Die Ergebnisse der Simulationen der in den Anwendungsfällen entwickelten Schiffskonzepte sollen mithilfe des im vorangegangenen Projekt BESST entwickelten Tools zur Bewertung der LCP (Life Cycle Performance) für eine Bewertung der KPIs wie Kapitalwert, globale Erderwärmung, Versäuerung und Eutrophierung, benutzt werden. Mit dem LCPA-Tool lässt sich ein Vergleich verschiedener technischer Lösungen unter Berücksichtigung mehrerer ökonomischer Inputparameter wie Treibstoff- und Investitionskosten, Rabattraten etc. anstellen. In JOULES muss das LCPA-Tool erweitert werden, damit die Ergebnisse der Simulation des Stromnetzes verwendet werden können. Weiterhin soll das well-to-propeller-Konzept („Brunnen zu Schiffsschraube“) in der LCP-Bewertung, vor allem wenn alternative Treibstoffe verwendet werden, Anwendung finden. Ein geeigneter Weg zur Darstellung der externen Kosten der Luftemissionen  wird integriert werden, um neue technische Lösungen ganzheitlich mit bereits existierenden State-of-the-Art-Lösungen vergleichen zu können. Schließlich werden mithilfe der Ergebnisse der LCP-Bewertung der elf verschiedenen Anwendungsfälle, die vielversprechendsten Technologien in bis zu vier Demonstrationsfällen näher untersucht.

 

Die JOULES Advisory Group

Das Konsortium lädt interessierte externe Firmen in die projektbegleitende Advisory Group ein, die aufgestellt werden soll, damit Ideen, Erfahrungen und Erwartungen von außen in JOULES einfließen können.
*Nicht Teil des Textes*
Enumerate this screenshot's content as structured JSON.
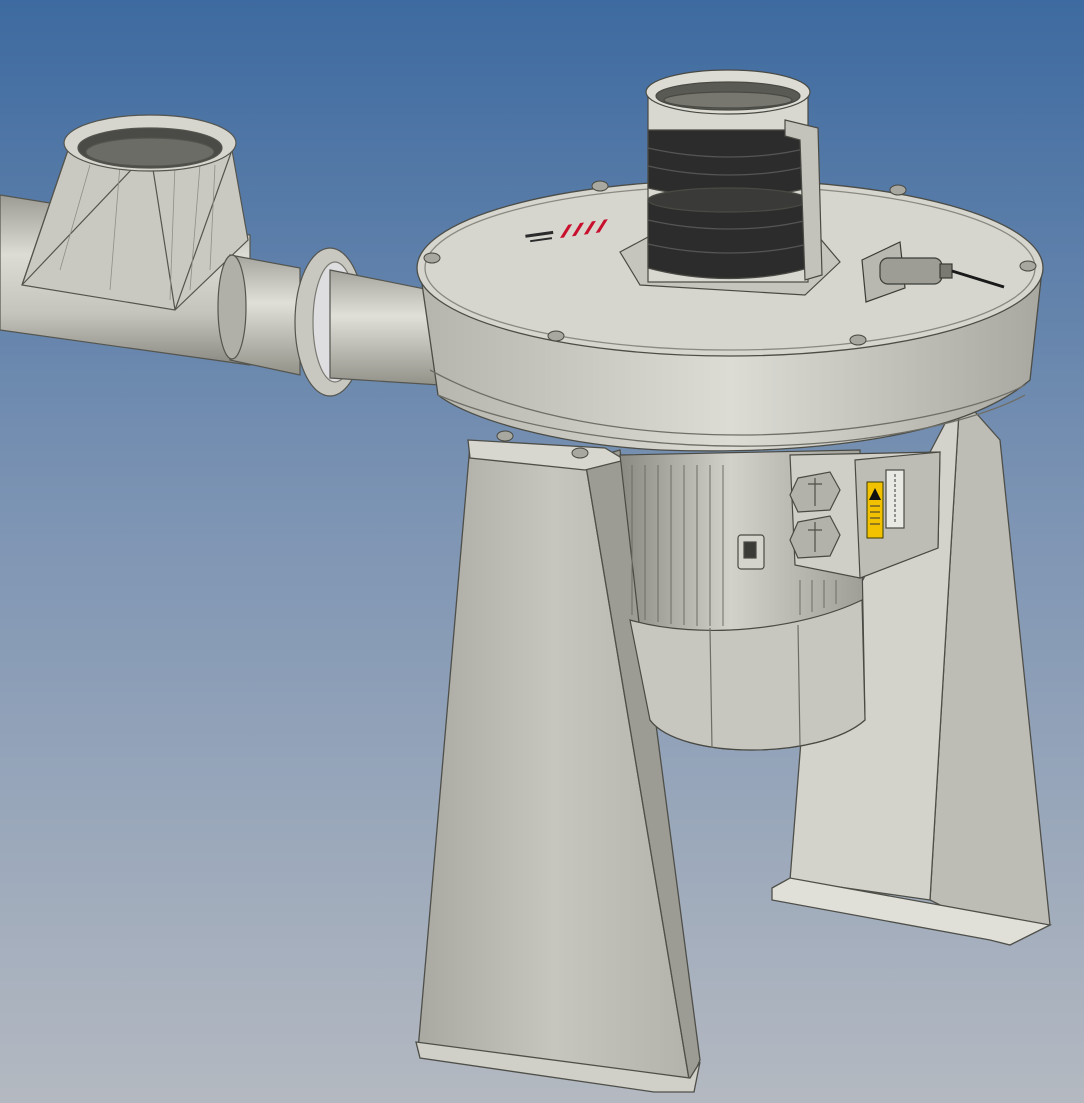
{
  "scene": {
    "colors": {
      "background_top": "#3d6aa0",
      "background_bottom": "#b4b9c1",
      "metal_light": "#d9d9d2",
      "metal_mid": "#b8b8b0",
      "metal_dark": "#8e8e86",
      "rubber": "#2c2c2c",
      "brand_red": "#c8102e",
      "warning_yellow": "#f2c200"
    },
    "icons": {
      "logo": "brand-logo-icon",
      "warning": "electrical-warning-icon"
    }
  }
}
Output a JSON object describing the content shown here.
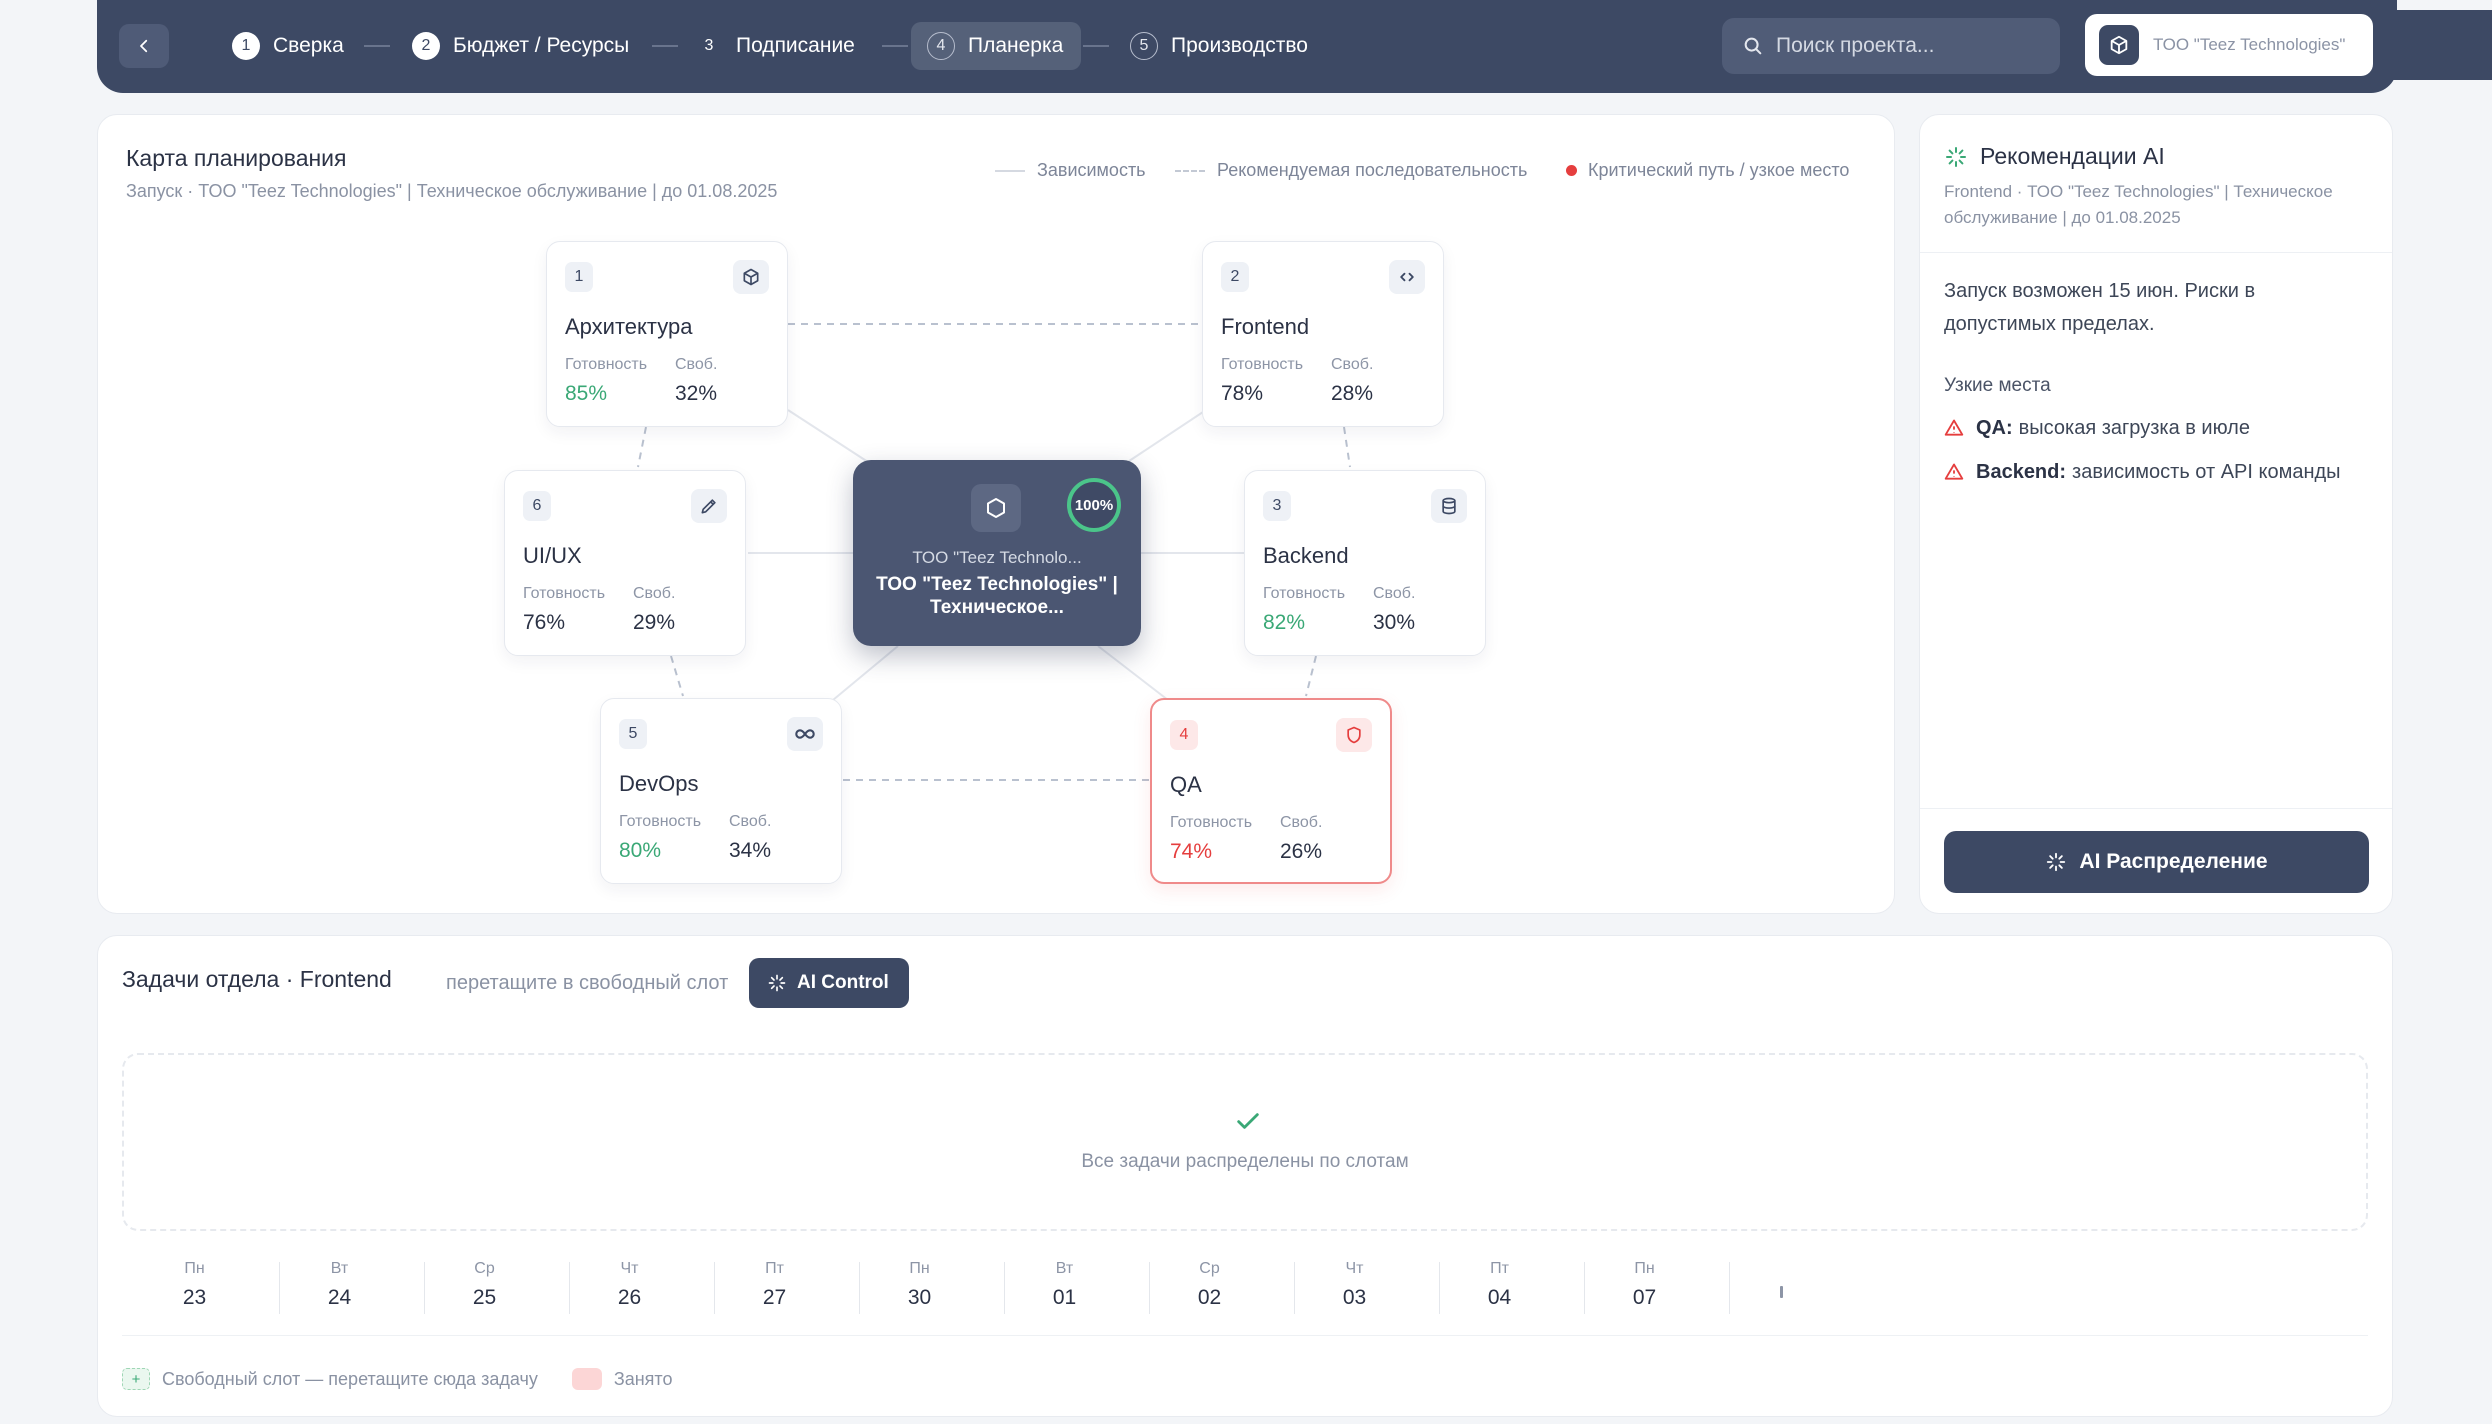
{
  "topbar": {
    "steps": [
      {
        "num": "1",
        "label": "Сверка"
      },
      {
        "num": "2",
        "label": "Бюджет / Ресурсы"
      },
      {
        "num": "3",
        "label": "Подписание"
      },
      {
        "num": "4",
        "label": "Планерка"
      },
      {
        "num": "5",
        "label": "Производство"
      }
    ],
    "active_step": "4",
    "search_placeholder": "Поиск проекта...",
    "company": "ТОО \"Teez Technologies\""
  },
  "map": {
    "title": "Карта планирования",
    "subtitle": "Запуск · ТОО \"Teez Technologies\" | Техническое обслуживание | до 01.08.2025",
    "legend": {
      "dependency": "Зависимость",
      "recommended": "Рекомендуемая последовательность",
      "critical": "Критический путь / узкое место"
    },
    "readiness_label": "Готовность",
    "free_label": "Своб.",
    "center": {
      "percent": "100%",
      "company": "ТОО \"Teez Technolo...",
      "title": "ТОО \"Teez Technologies\" | Техническое..."
    },
    "nodes": [
      {
        "num": "1",
        "name": "Архитектура",
        "readiness": "85%",
        "free": "32%",
        "icon": "cube-icon"
      },
      {
        "num": "2",
        "name": "Frontend",
        "readiness": "78%",
        "free": "28%",
        "icon": "code-icon"
      },
      {
        "num": "3",
        "name": "Backend",
        "readiness": "82%",
        "free": "30%",
        "icon": "database-icon"
      },
      {
        "num": "4",
        "name": "QA",
        "readiness": "74%",
        "free": "26%",
        "icon": "shield-icon",
        "critical": true
      },
      {
        "num": "5",
        "name": "DevOps",
        "readiness": "80%",
        "free": "34%",
        "icon": "infinity-icon"
      },
      {
        "num": "6",
        "name": "UI/UX",
        "readiness": "76%",
        "free": "29%",
        "icon": "pencil-icon"
      }
    ]
  },
  "ai": {
    "title": "Рекомендации AI",
    "subtitle": "Frontend · ТОО \"Teez Technologies\" | Техническое обслуживание | до 01.08.2025",
    "summary": "Запуск возможен 15 июн. Риски в допустимых пределах.",
    "bottlenecks_title": "Узкие места",
    "bottlenecks": [
      {
        "key": "QA:",
        "text": "высокая загрузка в июле"
      },
      {
        "key": "Backend:",
        "text": "зависимость от API команды"
      }
    ],
    "button": "AI Распределение"
  },
  "tasks": {
    "title": "Задачи отдела · Frontend",
    "hint": "перетащите в свободный слот",
    "ai_control": "AI Control",
    "empty_text": "Все задачи распределены по слотам",
    "days": [
      {
        "w": "Пн",
        "n": "23"
      },
      {
        "w": "Вт",
        "n": "24"
      },
      {
        "w": "Ср",
        "n": "25"
      },
      {
        "w": "Чт",
        "n": "26"
      },
      {
        "w": "Пт",
        "n": "27"
      },
      {
        "w": "Пн",
        "n": "30"
      },
      {
        "w": "Вт",
        "n": "01"
      },
      {
        "w": "Ср",
        "n": "02"
      },
      {
        "w": "Чт",
        "n": "03"
      },
      {
        "w": "Пт",
        "n": "04"
      },
      {
        "w": "Пн",
        "n": "07"
      }
    ],
    "legend_free": "Свободный слот — перетащите сюда задачу",
    "legend_busy": "Занято"
  },
  "colors": {
    "primary": "#3d4964",
    "success": "#3aa876",
    "danger": "#e53e3e"
  }
}
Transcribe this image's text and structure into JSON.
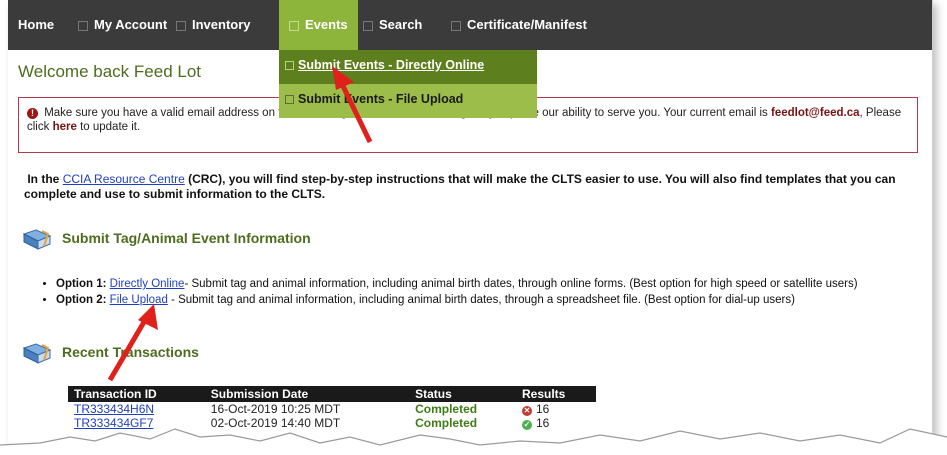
{
  "nav": {
    "items": [
      {
        "label": "Home"
      },
      {
        "label": "My Account"
      },
      {
        "label": "Inventory"
      },
      {
        "label": "Events"
      },
      {
        "label": "Search"
      },
      {
        "label": "Certificate/Manifest"
      }
    ]
  },
  "dropdown": {
    "items": [
      {
        "label": "Submit Events - Directly Online"
      },
      {
        "label": "Submit Events - File Upload"
      }
    ]
  },
  "welcome": "Welcome back  Feed Lot",
  "alert": {
    "text1": "Make sure you have a valid email address on file. Providing an email address will greatly improve our ability to serve you. Your current email is",
    "email": "feedlot@feed.ca",
    "text2": ", Please click",
    "here": "here",
    "text3": "to update it."
  },
  "crc": {
    "pre": "In the",
    "link": "CCIA Resource Centre",
    "post": "(CRC), you will find step-by-step instructions that will make the CLTS easier to use. You will also find templates that you can complete and use to submit information to the CLTS."
  },
  "section_submit": "Submit Tag/Animal Event Information",
  "options": [
    {
      "label": "Option 1:",
      "link": "Directly Online",
      "desc": "- Submit tag and animal information, including animal birth dates, through online forms. (Best option for high speed or satellite users)"
    },
    {
      "label": "Option 2:",
      "link": "File Upload",
      "desc": "- Submit tag and animal information, including animal birth dates, through a spreadsheet file. (Best option for dial-up users)"
    }
  ],
  "section_recent": "Recent Transactions",
  "table": {
    "headers": [
      "Transaction ID",
      "Submission Date",
      "Status",
      "Results"
    ],
    "rows": [
      {
        "id": "TR333434H6N",
        "date": "16-Oct-2019 10:25 MDT",
        "status": "Completed",
        "result": "16",
        "icon": "error-icon"
      },
      {
        "id": "TR333434GF7",
        "date": "02-Oct-2019 14:40 MDT",
        "status": "Completed",
        "result": "16",
        "icon": "check-icon"
      }
    ]
  },
  "colors": {
    "nav_bg": "#3b3b3b",
    "accent_green": "#8db53c",
    "dark_green": "#5e7f1e",
    "heading_green": "#4f6c1e",
    "alert_border": "#b23a48",
    "arrow_red": "#e0201b"
  }
}
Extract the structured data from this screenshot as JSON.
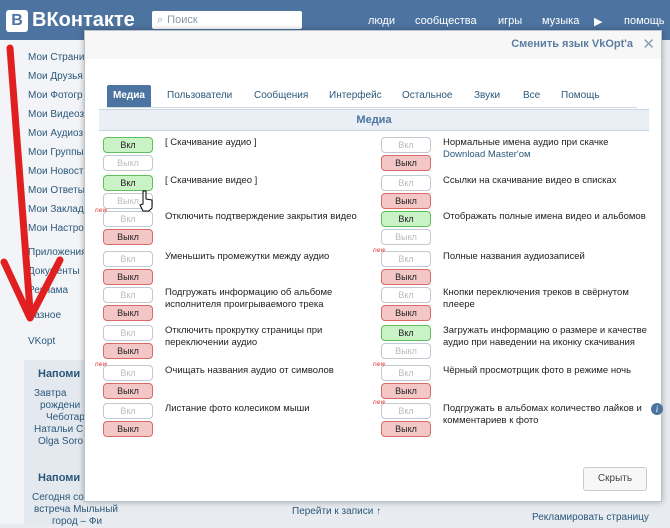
{
  "header": {
    "logo_text": "ВКонтакте",
    "logo_letter": "В",
    "search_placeholder": "Поиск",
    "nav": [
      "люди",
      "сообщества",
      "игры",
      "музыка",
      "помощь"
    ]
  },
  "sidebar": {
    "items": [
      "Мои Страни",
      "Мои Друзья",
      "Мои Фотогр",
      "Мои Видеоз",
      "Мои Аудиоз",
      "Мои Группы",
      "Мои Новости",
      "Мои Ответы",
      "Мои Заклад",
      "Мои Настро",
      "Приложения",
      "Документы",
      "Реклама",
      "Разное",
      "VKopt"
    ]
  },
  "reminders": [
    {
      "title": "Напоми",
      "lines": [
        "Завтра",
        "рождени",
        "Чеботар",
        "Натальи С",
        "Olga Soro"
      ]
    },
    {
      "title": "Напоми",
      "lines": [
        "Сегодня со",
        "встреча Мыльный",
        "город – Фи"
      ]
    }
  ],
  "bottom": {
    "next_posts": "Перейти к записи ↑",
    "advertise": "Рекламировать страницу"
  },
  "dialog": {
    "change_language": "Сменить язык VkOpt'a",
    "close_label": "✕",
    "tabs": [
      "Медиа",
      "Пользователи",
      "Сообщения",
      "Интерфейс",
      "Остальное",
      "Звуки",
      "Все",
      "Помощь"
    ],
    "active_tab": "Медиа",
    "section_title": "Медиа",
    "on_label": "Вкл",
    "off_label": "Выкл",
    "new_badge": "new",
    "left_options": [
      {
        "text": "[ Скачивание аудио ]",
        "state": "on",
        "new": false
      },
      {
        "text": "[ Скачивание видео ]",
        "state": "on",
        "new": false
      },
      {
        "text": "Отключить подтверждение закрытия видео",
        "state": "off",
        "new": true
      },
      {
        "text": "Уменьшить промежутки между аудио",
        "state": "off",
        "new": false
      },
      {
        "text": "Подгружать информацию об альбоме исполнителя проигрываемого трека",
        "state": "off",
        "new": false
      },
      {
        "text": "Отключить прокрутку страницы при переключении аудио",
        "state": "off",
        "new": false
      },
      {
        "text": "Очищать названия аудио от символов",
        "state": "off",
        "new": true
      },
      {
        "text": "Листание фото колесиком мыши",
        "state": "off",
        "new": false
      }
    ],
    "right_options": [
      {
        "text": "Нормальные имена аудио при скачке",
        "sub": "Download Master'ом",
        "state": "off",
        "new": false
      },
      {
        "text": "Ссылки на скачивание видео в списках",
        "sub": "",
        "state": "off",
        "new": false
      },
      {
        "text": "Отображать полные имена видео и альбомов",
        "sub": "",
        "state": "on",
        "new": false
      },
      {
        "text": "Полные названия аудиозаписей",
        "sub": "",
        "state": "off",
        "new": true
      },
      {
        "text": "Кнопки переключения треков в свёрнутом плеере",
        "sub": "",
        "state": "off",
        "new": false
      },
      {
        "text": "Загружать информацию о размере и качестве аудио при наведении на иконку скачивания",
        "sub": "",
        "state": "on",
        "new": false
      },
      {
        "text": "Чёрный просмотрщик фото в режиме ночь",
        "sub": "",
        "state": "off",
        "new": true
      },
      {
        "text": "Подгружать в альбомах количество лайков и комментариев к фото",
        "sub": "",
        "state": "off",
        "new": true,
        "info": "i"
      }
    ],
    "hide_button": "Скрыть"
  },
  "colors": {
    "brand": "#4d74a0",
    "on": "#c9f2c7",
    "off": "#f4c7c7",
    "arrow": "#e02020"
  }
}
Auf diese Weise soll den Projektpartnern dabei geholfen werden, das Projekt an den Bedürfnissen von Industrie und Wissenschaft auszurichten. Interessierte Firmen sind dazu eingeladen, den Projektkoordinator, Hr. Rolf Nagel (nagel(at)fsg-ship.de) zu kontaktieren oder die Projektwebsite zu besuchen: http://www.joules-project.eu

 

Beteiligung des CMT:

Das CMT unterstützt den Projektkoordinator bei der administrativen Leitung und ist als Leiter der Dissemination Group für die Verbreitung von Projektergebnissen und die Überwachung ihrer Umsetzung verantwortlich. In der Rolle als Leiter des Arbeitspaketes "Technical Management & Quality Assurance" überwacht das CMT die technische Qualität der Berichte und übernimmt administrative und organisatorische Aufgaben, um die Effizienz innerhalb des Projekts sicherzustellen. Dazu gehört auch die Organisation, Dokumentation und Überwachung der Auswahl der Demonstratoren. Außerdem nimmt das CMTan der Life Cycle Performance Assessment des Cargoschiffes teil und liefert Beiträge zur Weiterentwicklung des aus dem Projekt BESST (FP7) übernommenen LCPA-Tools.